When Past is Not Even Past


by Mikhail Iossel

This comment is a response to the statement recently published by the Lithuanian Human Rights Association (LHRA).

What’s genuinely sad, with regard to the pathetic document in question — among other things of similar revealing character, to be sure — is the realization that none of those self-sufficient, accomplished, educated, and supposedly respectable people, the LHRA leadership, are likely to exist in a vacuum. They are surrounded by the concentric circles of friends, colleagues, students… fellow human-rights (!) activists — presumably, at least to some significant extent, sharing their views on those vile and treacherous, kinless-cosmopolite Jews’ international conspiracy to humiliate Lithuania by, you know, constantly guilt-tripping and browbeating the poor little innocent freedom-loving country into remembering and finishing the unpleasant business of accounting for this one, admittedly unfortunate, event of past long gone.

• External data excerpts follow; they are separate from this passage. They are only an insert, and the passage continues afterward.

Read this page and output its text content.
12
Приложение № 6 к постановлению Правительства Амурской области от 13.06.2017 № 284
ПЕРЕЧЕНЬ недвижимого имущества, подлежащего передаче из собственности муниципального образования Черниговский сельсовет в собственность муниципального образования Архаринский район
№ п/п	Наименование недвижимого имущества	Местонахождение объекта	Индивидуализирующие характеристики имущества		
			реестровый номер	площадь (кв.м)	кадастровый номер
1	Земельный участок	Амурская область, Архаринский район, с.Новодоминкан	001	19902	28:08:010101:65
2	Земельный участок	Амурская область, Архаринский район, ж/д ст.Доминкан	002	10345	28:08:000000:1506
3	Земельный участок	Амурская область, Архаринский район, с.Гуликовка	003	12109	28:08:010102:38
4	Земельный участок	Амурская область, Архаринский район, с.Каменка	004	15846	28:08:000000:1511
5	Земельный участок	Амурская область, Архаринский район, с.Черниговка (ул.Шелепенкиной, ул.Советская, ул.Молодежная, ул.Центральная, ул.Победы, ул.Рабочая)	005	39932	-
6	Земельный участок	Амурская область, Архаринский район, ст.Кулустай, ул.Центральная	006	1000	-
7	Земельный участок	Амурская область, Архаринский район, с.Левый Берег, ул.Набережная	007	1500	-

Of course, if there were one place in Europe where William Faulkner’s famous dictum, “The past is not dead. It isn’t even past” could summarize the entirety of the local societal atmosphere, Lithuania would be that place.

Neither would it be a plausible assumption that the haplessly outspoken Mr Stankeras — until recently, a valued “government specialist” — could be alone among all of his friends and colleagues and sundry associates in believing the Holocaust to be a “legend” and the Nuremberg trial a “sham” (a stunning statement indeed, to be made by a supposed historian in a country with the dismal distinction of coming the closest in Europe to realizing in full Hitler’s vision of the “final solution” to “the Jewish question”).

One could, on some level, even sympathize with Mr Stankeras’s plight: it must indeed be easy for one to lose the proper perspective on the boundaries of the acceptable in the rather schizophrenic environment of antisemitic sentiment’s being winked at in the domestic political arena and excoriated with the furrowed brow of righteous indignation for the high-minded international community’s consumption; easy to commit a momentary lapse in judgment, by losing sight as to why it may not be admissible (apparently, this has something to do with Lithuania’s now being an EU member?) to state in public format that which is being said quite matter-of-factly in any number of private conversations he doubtless has on a regular basis, at dinner parties and such. Of course Jews are out to harm Lithuania: that’s not even a question!

How many of those Mr. Stankerases, both more and infinitely less savvy than he is, are out there, in the Lithuanian society at large? Probably quite a few, rather a massive number, for a very small country gripped by the incessant economic hardship and the attendant apathy and bitterness — a country fairly bleeding its younger generation, deeply uncertain about its future and struggling for a sense of identity, stuck in the psychological posture of stubborn resentful crouch and profound distrust of the vile, demonic “other”.

Mikhail Iossel, professor at Concordia University in Montreal, is director of Summer Literary Seminars and founder of the Litvak Studies Institute.